As the Sea to Sky Highway winds between the Cayoosh Pass, Lillooet, and Hat Creek, it passes through the most notably varied terrain of its entire length. Transitions between the other biogeoclimatic zones are more subtle. Here the change from coastal temperate zone to aridity occurs abruptly. Much of this area lies in the rain shadow of the Coast and Cascade Mountains. By the time the last moisture in the clouds has been raked off by the peaks around Cayoosh Pass, there’s little left to water the countryside to the east. Ponderosa pine and sage take over from western hemlock and devil’s club.
The Sunshine Coast
The world’s longest highway, the Pan-American (also named Highway 101 in parts of the United States and Canada), stretches 9,312 miles (15020 km) from Castro on Chile’s south coast to Lund on BC’s Sunshine Coast. The 87-mile (139-km) stretch of Highway 101 between Langdale and Lund outperforms its size. Dozens of parks with biking, hiking, and ski trails; canoe and kayak routes; beaches; and coastal viewpoints are easily reached from the highway. Campsites are plentiful, and except in July and August and on long weekends from May to September, you won’t have any difficulty in finding a place to pitch your tent or park your RV.

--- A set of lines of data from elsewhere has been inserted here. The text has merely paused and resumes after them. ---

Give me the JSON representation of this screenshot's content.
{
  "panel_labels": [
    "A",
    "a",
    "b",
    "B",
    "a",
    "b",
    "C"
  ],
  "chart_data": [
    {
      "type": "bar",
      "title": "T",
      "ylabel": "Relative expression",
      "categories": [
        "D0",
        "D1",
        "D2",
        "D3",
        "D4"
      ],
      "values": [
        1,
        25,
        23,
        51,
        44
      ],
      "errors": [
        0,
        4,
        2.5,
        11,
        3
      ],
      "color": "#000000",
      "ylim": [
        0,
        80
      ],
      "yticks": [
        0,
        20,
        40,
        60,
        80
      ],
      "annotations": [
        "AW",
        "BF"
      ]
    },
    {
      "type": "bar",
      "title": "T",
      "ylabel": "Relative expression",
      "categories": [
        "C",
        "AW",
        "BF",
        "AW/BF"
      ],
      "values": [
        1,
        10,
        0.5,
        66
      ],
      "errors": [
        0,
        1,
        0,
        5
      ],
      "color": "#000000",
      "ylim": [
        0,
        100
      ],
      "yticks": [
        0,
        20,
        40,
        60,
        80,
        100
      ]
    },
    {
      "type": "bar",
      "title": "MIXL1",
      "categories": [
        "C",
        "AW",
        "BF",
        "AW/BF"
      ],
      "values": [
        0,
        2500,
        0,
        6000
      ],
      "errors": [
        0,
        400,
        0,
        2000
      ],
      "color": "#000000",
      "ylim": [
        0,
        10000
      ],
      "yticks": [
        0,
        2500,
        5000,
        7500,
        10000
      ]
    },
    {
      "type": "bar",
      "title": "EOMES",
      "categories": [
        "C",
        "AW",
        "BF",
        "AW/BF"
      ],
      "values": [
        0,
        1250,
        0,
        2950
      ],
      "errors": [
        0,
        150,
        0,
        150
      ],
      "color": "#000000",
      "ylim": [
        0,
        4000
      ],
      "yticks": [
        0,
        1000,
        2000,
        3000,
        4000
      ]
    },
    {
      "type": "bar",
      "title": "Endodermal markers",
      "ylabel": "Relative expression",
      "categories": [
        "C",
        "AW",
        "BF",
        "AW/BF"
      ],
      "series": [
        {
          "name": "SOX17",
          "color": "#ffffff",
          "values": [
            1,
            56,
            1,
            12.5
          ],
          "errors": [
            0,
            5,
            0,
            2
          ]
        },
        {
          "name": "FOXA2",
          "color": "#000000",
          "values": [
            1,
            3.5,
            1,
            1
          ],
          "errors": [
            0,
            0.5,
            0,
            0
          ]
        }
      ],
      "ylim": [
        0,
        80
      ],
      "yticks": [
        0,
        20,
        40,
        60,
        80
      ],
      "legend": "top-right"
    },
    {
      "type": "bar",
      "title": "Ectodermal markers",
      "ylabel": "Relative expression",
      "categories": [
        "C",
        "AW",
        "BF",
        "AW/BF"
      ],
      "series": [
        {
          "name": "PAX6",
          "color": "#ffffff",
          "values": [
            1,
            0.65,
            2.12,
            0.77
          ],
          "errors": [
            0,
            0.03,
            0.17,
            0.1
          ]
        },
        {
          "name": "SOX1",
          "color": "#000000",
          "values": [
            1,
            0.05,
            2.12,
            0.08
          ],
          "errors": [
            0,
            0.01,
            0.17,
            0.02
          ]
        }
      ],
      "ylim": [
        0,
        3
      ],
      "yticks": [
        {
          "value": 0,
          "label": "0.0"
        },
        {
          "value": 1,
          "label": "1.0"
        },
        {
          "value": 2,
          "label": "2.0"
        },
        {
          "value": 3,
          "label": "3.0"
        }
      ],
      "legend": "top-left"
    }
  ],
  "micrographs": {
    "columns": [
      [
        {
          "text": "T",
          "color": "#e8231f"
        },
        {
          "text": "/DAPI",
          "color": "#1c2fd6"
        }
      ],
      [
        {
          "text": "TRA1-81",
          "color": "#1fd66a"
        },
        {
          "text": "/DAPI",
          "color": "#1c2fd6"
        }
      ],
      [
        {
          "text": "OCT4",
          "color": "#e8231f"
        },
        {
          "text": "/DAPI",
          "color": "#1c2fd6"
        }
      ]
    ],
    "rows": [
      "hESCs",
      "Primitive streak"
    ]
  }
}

The Sunshine Coast lives up to its name. With an annual total of between 1,400 and 2,400 hours of sunshine – that’s an average of 4 to 6 hours per day, depending on where the measurements are taken – bright days outnumber gloomy ones by a wide margin. The Sunshine Coast benefits from a rain shadow cast by the Vancouver Island mountains, which catch most of the moisture coming in off the Pacific Ocean. In winter, clouds regroup in the Coast Mountains to the east of the Sunshine Coast and provide sufficient precipitation in the form of snow to coat trails for cross-country skiing. The remainder of the year it falls as rain, British Columbia’s ‘liquid sunshine,’ which nourishes the temperate rain forest.

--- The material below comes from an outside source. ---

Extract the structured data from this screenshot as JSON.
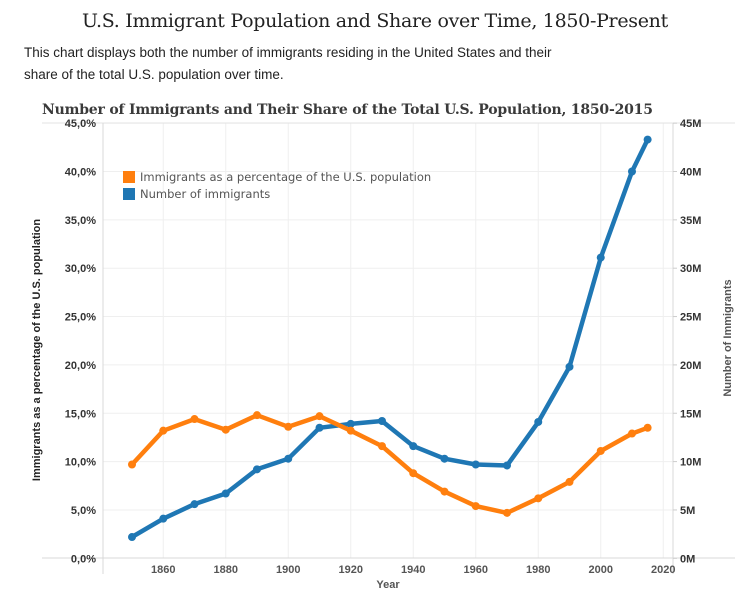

The Sunshine Coast is split into two portions on either side of Jervis Inlet. Roughly speaking, the southern half between the ferry slips at Langdale and Earls Cove occupies the Sechelt Peninsula, while the northern half between the ferry slip at Saltery Bay and Lund sits on the Malaspina Peninsula. The coastline is deeply indented by the Pacific Ocean at Howe Sound, Jervis Inlet, and Desolation Sound. Jervis and Desolation are of such fjordic proportions that they attract a steady stream of marine traffic throughout the summer months, when brilliant sun shines on the countless cataracts that cascade down the sheer-sided slopes. Come moodier months, the clouds become ensnared in the snaggle-toothed peaks, making you feel just as pleased to stick to the sunnier coastline.